Jeff Weakley was shocked to find a piece of a tooth from a shark that bit him when he was on his surfboard surfing off Flagler Beach in 1994 when he tweezed open a blister-like bulge on his foot. Also, he was amazed that a DNA test of the tooth, which scientists at the Florida Museum of Natural History conducted, would reveal the kind of shark that had caught his foot nearly a quarter-century ago; a blacktip. In his plan, Weakley wanted to turn the small sliver of a tooth into a pendant when he read about how researchers in the Florida Program for Shark Research discovered the shark species responsible for a bite of New York by analyzing DNA from a tooth retrieved from the leg of the victim.

Then, Weakley decided to offer the tooth to science.

The editor of Florida-Sportsman magazine, Weakley said that he was quite excited to determine the identity of the shark because he's always been curious. Also, he was a bit hesitant to send the tooth in because, for a moment, he thought the scientists would come back and inform him he's been bitten by a mackerel or a houndfish. But his bite was the real deal, caused by Carcharhinus limbatus, a shark species commonly involved in bites in Florida.

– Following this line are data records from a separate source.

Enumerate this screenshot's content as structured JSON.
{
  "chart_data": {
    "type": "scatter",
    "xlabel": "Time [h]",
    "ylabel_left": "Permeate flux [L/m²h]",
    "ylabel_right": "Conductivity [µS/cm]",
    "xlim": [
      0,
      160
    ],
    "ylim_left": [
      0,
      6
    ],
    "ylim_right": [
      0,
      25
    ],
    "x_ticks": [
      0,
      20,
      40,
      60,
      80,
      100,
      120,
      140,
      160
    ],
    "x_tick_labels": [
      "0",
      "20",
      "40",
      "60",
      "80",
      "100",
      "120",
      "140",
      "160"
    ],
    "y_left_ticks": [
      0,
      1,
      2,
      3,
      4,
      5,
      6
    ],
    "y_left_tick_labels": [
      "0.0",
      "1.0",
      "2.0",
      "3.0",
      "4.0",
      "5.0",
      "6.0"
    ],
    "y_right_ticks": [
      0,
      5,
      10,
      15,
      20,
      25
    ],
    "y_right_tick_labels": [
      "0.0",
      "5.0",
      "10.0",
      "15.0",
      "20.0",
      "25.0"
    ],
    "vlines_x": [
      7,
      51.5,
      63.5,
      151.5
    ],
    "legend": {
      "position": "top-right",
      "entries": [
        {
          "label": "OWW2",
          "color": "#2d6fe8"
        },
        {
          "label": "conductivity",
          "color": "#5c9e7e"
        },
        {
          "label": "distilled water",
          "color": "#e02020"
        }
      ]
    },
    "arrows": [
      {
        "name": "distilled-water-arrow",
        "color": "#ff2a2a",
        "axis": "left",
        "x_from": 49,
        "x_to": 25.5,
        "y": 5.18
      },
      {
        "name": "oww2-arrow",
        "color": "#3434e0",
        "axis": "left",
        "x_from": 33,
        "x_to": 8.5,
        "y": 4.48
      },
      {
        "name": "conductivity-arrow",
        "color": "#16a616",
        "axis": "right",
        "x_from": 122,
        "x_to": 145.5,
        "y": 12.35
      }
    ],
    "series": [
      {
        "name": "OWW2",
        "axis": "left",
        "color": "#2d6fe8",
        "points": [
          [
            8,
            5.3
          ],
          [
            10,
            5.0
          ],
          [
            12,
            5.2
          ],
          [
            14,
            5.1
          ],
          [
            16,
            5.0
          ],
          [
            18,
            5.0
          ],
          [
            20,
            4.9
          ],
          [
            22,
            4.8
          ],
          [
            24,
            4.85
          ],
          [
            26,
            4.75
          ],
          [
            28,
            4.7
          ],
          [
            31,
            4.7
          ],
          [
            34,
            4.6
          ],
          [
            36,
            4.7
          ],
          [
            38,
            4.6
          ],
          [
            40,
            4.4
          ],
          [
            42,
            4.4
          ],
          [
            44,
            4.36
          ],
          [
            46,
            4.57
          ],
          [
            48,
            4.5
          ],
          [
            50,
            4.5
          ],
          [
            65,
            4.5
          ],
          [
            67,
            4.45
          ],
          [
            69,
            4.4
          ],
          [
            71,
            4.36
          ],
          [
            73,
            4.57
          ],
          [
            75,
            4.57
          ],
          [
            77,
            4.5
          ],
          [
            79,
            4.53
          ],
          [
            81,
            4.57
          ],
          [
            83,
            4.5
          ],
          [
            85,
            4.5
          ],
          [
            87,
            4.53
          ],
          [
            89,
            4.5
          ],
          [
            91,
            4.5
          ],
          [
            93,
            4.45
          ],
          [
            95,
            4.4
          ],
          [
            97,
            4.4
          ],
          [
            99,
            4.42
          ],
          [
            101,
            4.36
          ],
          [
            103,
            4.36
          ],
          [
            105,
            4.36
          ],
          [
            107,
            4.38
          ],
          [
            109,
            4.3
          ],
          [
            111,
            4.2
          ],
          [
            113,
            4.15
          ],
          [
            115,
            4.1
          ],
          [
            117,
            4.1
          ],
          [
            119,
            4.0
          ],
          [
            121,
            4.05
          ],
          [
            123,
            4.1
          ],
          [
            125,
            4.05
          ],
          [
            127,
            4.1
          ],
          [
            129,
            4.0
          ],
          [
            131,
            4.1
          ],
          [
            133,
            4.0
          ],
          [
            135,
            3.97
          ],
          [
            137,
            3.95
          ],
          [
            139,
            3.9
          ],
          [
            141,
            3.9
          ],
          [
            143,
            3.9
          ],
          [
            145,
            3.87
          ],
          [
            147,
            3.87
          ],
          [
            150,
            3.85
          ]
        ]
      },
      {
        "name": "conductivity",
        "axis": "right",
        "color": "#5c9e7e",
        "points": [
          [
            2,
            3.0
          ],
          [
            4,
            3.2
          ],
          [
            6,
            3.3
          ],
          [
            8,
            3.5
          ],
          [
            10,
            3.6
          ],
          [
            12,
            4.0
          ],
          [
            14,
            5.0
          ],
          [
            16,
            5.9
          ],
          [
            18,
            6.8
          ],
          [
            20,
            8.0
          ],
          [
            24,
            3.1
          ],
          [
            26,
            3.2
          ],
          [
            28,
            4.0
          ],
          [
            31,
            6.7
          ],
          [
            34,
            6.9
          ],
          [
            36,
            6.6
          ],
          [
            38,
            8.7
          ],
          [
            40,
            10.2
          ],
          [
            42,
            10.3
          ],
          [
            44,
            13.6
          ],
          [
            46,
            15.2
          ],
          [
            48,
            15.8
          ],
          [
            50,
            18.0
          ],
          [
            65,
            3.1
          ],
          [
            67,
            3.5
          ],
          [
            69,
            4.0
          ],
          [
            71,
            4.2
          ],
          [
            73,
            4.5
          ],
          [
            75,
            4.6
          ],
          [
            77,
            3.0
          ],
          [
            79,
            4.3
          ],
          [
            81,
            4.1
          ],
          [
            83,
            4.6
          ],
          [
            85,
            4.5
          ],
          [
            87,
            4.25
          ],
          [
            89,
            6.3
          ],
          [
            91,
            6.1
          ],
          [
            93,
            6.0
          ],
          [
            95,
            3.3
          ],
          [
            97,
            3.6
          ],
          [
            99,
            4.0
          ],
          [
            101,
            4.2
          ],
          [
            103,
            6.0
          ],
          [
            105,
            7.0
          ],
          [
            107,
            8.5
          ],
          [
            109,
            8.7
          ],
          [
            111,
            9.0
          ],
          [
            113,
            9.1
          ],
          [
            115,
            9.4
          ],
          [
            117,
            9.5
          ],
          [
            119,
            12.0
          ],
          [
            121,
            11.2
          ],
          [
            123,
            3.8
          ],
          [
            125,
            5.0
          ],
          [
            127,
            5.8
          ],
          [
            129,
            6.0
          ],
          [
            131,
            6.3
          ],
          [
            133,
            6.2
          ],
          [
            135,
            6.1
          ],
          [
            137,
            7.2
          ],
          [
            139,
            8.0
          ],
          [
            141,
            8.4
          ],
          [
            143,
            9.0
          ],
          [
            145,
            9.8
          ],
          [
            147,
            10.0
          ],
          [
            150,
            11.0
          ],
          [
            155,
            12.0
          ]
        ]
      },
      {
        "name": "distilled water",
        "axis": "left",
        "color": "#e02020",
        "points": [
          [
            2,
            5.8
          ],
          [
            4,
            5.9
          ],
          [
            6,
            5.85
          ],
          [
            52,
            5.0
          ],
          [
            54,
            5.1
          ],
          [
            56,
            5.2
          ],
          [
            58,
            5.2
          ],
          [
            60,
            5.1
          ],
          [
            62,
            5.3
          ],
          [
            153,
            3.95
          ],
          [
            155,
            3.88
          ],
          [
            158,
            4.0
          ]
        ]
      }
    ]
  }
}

Weakley was not surprised by the result since he had always suspected a blacktip. However, the director of the shark research program, Gavin Naylor, was shocked because the fact that any viable DNA was left in the tooth fragment to analyze, after 24 years in Weakley's foot where it would have been attacked by his immune system.

Naylor said that he had put their odds of success at slim to none. Lei Yang, his laboratory manager, shared his doubts and he noted that it was weird to test the tooth, but was also intrigued to try. It was a mystery waiting for them to uncover.

Yang said further that unidentified species are the cause of about 70 percent of shark bites and more precise data on which species are involved could improve bite mitigation strategies. Also, Yang understood the personal curiosity of Weakley. He explained that if he were bitten by a shark, he would want to know what it was.

According to Weakley, he explained that he had been lucky to have not been bitten by a dog, but would regard that interaction he has with that shark as being no different or more destructive than a dog bite.